There’s a new series of malicious Android applications masquerading as a premium security app for the mobile platform, and researchers say that the malware is part of the Zeus empire.
The fake security apps began showing up in researchers’ malware traps in early June and newer versions have continued to pop up throughout the month. The file is called “Android Security Suite Premium ” and its main intent seems to be stealing incoming SMS messages and then sending them off to one of the attacker’s command-and-control servers. Depending upon what apps the victim’s phone has installed, those incoming messages could contain sensitive data such as password-reset links or other information.
Once the malicious app is installed and executed, it will show the user a fake activiation code.
“It is also important to mention that these malicious apps are able to receive commands for uninstalling themselves, stealing system information and enabling/disabling the malicious applications. Let’s be honest, such functionality (the ability to receive and execute commands and the ability to steal SMS messages) is not that new for mobile (Android) malware. But there was a feeling that there was something more behind these files,” Denis Maslennikov, a Kaspersky Lab security researcher, said in an analysis of the Android security threat.

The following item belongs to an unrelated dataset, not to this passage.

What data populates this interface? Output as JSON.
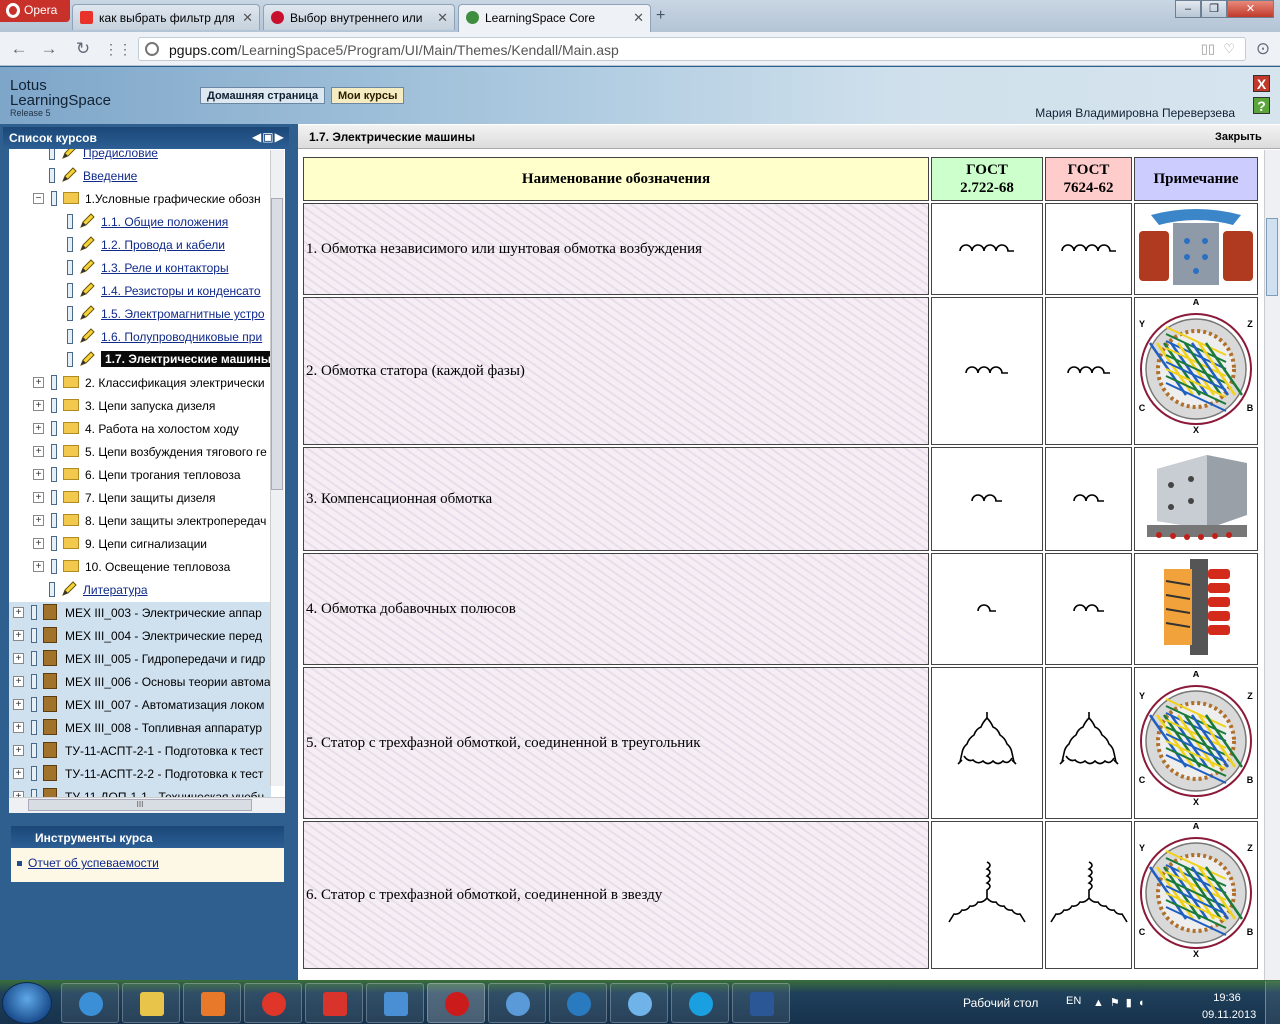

The malware uses a series of six C&C servers, some of which are essentially blank slates in terms of available information. But one of them provided the link that showed researchers that the scam is part of the larger Zeus malware campaign. That server is registered in Russia, but with mostly fake data. However, some of that data led researchers to other files that they knew were Zeus-related.
“Yes, it’s fake data but if you continue to google for e.g. firstname.lastname@example.org you will find out that there are more domains which were registered back in 2011 using the same fake data. For example, favoritopi*****.com, akteriak*****.com, basepol*****.com or justdongwf3*****.info. All these domains were found in our ZeuS C&C database,” Maslennikov wrote.
Mobile versions of Zeus, also called ZitMo, or Zeus in the Mobile, have been around for a couple of years now, and attackers have been successful in disguising the malware in various ways. The new version for Android shows that the Zeus attackers are not slowing down in their efforts to continue to get their malware on users’ devices.